Once again blending multiple story strands that transcend time and place, Grasshopper Jungle author Andrew Smith tells the story of 15-year-old Ariel, a refugee from the Middle East who is the sole survivor of an attack on his small village. Now living with an adoptive family in Sunday, West Virginia, Ariel's story of his summer at a boys' camp for tech detox is juxtaposed against those of a schizophrenic bomber and the diaries of a failed arctic expedition from the late nineteenth century. Oh, and there’s also a depressed bionic reincarnated crow. 

Praise for Grasshopper Jungle:

 “A literary joy to behold. . . . reminds me of Kurt Vonnegut’s Slaughterhouse Five, in the best sense.”
The New York Times Book Review

 “I found myself saying over and over again, ‘Where in the heck is he going with this?’ all the while turning the pages as fast as I could. Mostly I kept thinking, This was a brave book to write.” —Terry Brooks, author of the Shannara series

Grasshopper Jungle plays like a classic rock album, a killing machine of a book built for the masses that also dives effortlessly into more challenging, deeper regions of emotion. Above all else, when it’s done you want to play it all over again. It’s sexy, gory, hilarious, and refreshingly amoral. I wish I’d had this book when I was fifteen.” —Jake Shears, Scissor Sisters

“Original, weird, sexy, thought-provoking and guaranteed to stir controversy. One hell of a book.” —Michael Grant, New York Times bestselling author of the Gone series

“Andrew Smith is the bravest storyteller I know. Grasshopper Jungle is the most intelligent and gripping book I’ve read in over a decade.

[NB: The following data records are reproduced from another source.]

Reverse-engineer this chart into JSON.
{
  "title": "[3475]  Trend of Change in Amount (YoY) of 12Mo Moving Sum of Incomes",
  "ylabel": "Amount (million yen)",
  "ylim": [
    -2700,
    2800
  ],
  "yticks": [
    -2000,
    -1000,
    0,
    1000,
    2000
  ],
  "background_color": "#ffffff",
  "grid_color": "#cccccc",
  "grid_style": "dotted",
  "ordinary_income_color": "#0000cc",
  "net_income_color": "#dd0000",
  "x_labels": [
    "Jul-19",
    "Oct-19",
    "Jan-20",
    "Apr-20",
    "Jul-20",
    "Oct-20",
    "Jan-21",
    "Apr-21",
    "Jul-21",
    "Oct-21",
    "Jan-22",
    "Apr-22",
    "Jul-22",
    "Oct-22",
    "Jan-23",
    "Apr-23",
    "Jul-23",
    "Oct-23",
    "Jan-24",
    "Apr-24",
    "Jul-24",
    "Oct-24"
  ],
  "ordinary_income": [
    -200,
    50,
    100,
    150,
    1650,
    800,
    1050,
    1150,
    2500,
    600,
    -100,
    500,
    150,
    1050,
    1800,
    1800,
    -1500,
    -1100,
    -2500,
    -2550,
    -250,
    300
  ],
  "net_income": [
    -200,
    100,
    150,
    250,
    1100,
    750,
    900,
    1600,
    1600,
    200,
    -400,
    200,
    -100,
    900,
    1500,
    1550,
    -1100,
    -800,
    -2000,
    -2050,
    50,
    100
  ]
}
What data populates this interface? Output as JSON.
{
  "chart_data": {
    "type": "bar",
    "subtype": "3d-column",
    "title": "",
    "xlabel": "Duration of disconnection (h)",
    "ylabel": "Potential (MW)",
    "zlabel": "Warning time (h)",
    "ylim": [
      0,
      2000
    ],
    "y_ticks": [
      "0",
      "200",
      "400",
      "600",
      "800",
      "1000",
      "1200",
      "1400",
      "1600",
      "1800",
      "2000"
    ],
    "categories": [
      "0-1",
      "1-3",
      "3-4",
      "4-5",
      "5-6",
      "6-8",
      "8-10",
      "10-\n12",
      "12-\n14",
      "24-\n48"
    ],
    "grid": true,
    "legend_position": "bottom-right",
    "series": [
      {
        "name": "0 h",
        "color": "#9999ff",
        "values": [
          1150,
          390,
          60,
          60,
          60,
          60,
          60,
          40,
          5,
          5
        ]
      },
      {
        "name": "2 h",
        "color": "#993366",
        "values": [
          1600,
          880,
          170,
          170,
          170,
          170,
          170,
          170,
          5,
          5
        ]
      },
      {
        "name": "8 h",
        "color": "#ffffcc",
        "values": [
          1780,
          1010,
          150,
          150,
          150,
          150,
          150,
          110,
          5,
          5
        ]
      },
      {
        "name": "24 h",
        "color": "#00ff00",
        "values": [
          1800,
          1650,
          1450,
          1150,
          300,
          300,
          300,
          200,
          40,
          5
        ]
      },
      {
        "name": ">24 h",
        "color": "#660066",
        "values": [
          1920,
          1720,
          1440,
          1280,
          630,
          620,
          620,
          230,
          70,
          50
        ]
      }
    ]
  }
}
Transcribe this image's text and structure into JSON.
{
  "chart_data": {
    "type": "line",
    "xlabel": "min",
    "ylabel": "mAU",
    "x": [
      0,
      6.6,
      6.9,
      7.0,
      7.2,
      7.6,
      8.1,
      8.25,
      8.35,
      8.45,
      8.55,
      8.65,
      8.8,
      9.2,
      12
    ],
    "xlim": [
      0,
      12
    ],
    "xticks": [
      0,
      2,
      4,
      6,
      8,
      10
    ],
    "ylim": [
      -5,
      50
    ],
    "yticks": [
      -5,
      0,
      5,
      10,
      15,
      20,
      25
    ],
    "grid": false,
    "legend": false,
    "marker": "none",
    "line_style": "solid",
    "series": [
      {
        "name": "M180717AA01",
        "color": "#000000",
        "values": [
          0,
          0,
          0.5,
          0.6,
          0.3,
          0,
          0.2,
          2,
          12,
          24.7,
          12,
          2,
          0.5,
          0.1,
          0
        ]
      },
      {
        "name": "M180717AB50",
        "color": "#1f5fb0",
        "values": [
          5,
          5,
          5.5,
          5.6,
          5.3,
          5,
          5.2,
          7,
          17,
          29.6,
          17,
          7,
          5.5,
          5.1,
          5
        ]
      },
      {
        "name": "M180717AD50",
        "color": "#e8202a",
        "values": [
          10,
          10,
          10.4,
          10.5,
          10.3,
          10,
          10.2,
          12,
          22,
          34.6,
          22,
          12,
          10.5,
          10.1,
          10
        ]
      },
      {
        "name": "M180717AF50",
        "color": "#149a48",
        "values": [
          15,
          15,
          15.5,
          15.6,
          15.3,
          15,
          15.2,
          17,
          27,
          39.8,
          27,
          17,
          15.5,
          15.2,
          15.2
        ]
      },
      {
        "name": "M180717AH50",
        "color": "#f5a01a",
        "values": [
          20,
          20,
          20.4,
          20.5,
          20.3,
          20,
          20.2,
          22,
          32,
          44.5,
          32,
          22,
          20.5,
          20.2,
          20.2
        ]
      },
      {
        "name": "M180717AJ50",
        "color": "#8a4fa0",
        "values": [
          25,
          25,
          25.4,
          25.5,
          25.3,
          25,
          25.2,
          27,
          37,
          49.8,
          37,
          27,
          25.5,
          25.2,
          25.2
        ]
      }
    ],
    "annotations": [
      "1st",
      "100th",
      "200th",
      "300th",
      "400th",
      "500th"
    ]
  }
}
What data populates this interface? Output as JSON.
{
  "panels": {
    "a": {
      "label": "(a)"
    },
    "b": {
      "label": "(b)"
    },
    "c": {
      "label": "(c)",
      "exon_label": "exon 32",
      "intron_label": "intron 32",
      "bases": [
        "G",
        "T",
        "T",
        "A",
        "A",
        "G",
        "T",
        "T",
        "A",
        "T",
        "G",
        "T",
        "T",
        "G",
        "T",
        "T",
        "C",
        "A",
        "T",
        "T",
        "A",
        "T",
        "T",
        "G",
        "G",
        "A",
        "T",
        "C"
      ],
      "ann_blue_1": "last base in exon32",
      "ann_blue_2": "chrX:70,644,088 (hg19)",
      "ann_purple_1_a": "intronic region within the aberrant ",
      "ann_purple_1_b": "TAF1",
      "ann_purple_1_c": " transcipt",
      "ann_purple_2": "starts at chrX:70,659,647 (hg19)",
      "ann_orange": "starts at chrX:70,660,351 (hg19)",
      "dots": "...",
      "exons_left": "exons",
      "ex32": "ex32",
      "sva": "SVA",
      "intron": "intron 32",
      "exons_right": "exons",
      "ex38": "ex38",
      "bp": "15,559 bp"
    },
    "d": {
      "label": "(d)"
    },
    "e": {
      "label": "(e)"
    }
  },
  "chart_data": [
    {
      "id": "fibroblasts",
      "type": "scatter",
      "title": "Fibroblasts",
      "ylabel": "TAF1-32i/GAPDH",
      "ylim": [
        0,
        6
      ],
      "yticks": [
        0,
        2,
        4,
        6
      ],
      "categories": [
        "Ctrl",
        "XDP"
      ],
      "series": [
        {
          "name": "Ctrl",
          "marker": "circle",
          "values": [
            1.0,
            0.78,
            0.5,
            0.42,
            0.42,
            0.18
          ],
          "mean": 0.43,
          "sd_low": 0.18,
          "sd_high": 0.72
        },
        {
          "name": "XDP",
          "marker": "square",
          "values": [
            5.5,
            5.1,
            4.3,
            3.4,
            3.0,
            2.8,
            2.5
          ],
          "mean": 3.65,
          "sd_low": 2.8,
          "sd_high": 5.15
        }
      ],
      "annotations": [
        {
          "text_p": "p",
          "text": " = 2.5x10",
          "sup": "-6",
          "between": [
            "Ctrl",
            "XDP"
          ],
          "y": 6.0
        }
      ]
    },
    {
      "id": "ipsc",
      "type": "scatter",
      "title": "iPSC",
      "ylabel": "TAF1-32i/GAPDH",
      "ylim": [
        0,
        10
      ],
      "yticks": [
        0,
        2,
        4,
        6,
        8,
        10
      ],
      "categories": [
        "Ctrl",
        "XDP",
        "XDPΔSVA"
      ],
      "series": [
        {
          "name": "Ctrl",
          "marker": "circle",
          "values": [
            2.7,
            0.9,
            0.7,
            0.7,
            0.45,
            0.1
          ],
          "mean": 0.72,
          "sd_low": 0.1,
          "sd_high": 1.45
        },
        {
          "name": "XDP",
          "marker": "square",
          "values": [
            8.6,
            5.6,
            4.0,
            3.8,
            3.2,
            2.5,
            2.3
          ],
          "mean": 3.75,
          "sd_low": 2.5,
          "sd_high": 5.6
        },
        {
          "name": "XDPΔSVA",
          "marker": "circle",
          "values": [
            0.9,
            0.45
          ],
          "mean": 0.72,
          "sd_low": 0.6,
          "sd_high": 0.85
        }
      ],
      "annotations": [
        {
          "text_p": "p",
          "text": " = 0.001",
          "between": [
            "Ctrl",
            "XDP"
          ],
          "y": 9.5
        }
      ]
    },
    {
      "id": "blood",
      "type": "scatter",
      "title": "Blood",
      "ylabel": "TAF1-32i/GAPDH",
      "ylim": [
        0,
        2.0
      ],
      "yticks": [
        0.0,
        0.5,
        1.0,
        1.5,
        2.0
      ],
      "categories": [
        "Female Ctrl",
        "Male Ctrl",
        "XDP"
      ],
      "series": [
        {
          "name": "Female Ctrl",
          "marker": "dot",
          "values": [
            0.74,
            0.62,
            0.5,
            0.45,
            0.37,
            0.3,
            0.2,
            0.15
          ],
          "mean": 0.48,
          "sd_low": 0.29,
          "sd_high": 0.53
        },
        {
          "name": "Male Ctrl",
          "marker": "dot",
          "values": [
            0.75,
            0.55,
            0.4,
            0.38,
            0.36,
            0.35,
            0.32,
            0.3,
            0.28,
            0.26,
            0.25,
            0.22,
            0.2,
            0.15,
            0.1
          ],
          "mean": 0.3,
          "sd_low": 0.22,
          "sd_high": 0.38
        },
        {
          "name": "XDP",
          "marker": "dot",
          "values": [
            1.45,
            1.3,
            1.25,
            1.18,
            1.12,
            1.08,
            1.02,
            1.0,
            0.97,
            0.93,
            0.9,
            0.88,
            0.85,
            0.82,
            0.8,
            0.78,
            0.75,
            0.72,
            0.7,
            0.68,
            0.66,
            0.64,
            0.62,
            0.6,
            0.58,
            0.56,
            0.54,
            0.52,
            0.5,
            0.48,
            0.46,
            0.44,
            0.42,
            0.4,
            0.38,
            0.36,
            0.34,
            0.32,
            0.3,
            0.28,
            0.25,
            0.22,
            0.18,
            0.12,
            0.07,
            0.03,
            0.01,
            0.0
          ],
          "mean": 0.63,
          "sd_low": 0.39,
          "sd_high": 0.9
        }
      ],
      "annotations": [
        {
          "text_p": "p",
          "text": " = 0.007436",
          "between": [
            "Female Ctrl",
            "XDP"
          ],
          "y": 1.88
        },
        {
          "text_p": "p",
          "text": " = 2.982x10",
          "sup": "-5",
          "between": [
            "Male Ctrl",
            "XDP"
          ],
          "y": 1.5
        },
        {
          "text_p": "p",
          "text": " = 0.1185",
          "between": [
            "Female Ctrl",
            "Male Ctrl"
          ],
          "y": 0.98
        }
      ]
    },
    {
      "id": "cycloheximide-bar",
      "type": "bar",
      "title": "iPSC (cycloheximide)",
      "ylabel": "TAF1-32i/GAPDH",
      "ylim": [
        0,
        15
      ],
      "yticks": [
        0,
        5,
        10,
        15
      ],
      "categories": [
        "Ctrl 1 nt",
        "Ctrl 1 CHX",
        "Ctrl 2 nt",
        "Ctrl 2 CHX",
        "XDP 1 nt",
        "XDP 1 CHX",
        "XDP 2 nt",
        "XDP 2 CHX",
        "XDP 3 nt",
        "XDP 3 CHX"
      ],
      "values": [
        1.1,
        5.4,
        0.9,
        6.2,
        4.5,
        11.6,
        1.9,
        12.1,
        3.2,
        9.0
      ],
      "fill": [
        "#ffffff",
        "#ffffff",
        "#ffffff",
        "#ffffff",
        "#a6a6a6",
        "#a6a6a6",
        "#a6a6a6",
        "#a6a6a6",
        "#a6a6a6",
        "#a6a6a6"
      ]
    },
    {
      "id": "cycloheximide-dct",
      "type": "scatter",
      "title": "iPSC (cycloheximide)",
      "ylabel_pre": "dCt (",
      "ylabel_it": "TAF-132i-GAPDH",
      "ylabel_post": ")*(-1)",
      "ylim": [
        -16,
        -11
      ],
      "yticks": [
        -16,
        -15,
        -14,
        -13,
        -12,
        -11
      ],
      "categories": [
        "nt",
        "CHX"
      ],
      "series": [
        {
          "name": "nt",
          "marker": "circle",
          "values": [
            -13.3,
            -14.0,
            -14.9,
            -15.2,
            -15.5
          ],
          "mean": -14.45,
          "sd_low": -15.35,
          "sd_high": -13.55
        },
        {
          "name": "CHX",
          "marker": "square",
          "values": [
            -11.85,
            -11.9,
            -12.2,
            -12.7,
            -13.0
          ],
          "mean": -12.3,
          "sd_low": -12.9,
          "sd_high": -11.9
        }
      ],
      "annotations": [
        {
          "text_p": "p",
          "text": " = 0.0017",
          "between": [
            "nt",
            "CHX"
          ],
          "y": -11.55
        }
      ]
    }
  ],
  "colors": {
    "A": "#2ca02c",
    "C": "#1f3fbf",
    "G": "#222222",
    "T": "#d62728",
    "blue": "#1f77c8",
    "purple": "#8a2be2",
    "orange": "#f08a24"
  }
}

It’s a masterpiece.” —A. S. King, Printz Honor–winning author of Ask the Passengers and Please Ignore Vera Dietz

“This book is nothing short of a brilliant, hilarious thrill-ride that is instantly infectious. The deft hand by which Smith explores teenage love and sexuality . . . is truly breathtaking. In writing a history of the end of the world, Smith may have just made history himself.” —John Corey Whaley, Printz Award–winning author of Where Things Come Back

“A bizarrely fascinating premise that Smith pulls off with panache. . . . Like an absurdist Middlesex. A-” —Entertainment Weekly
Grasshopper Jungle, in many ways, is a book about how there might be a manual for defeating monsters that have invaded town, but there’s not going to be an easy manual for everything else that weighs on the mind.” —A.V. Club

“You, too, will love Smith’s bold, bizarre, and beautiful novel.”—The Boston Globe

“No author writing for teens today can match Andrew Smith’s mastery of the grotesque, the authentic experiences of teenage boys or the way one seamlessly becomes a metaphor for the other.” —BookPage, Top February Teen Pick

"A meanderingly funny, weirdly compelling and thoroughly brilliant chronicle of ‘the end of the world, and shit like that’...a mighty good book."Kirkus, starred review
"Filled with gonzo black humor, Smith's outrageous tale makes serious points about scientific research done in the name of patriotism and profit, the intersections between the personal and the global, the weight of history on the present, and the often out-of-control sexuality of 16-year-old boys." – PW, starred review
"Original, honest, and extraordinary… pushes the boundaries of young adult literature." – School Library Journal, starred review

Andrew Smith knew ever since his days as editor of his high school newspaper that he wanted to be a writer. His books include Grasshopper Jungle and Winger. Smith prefers the seclusion of his rural Southern California setting, where he lives with his family.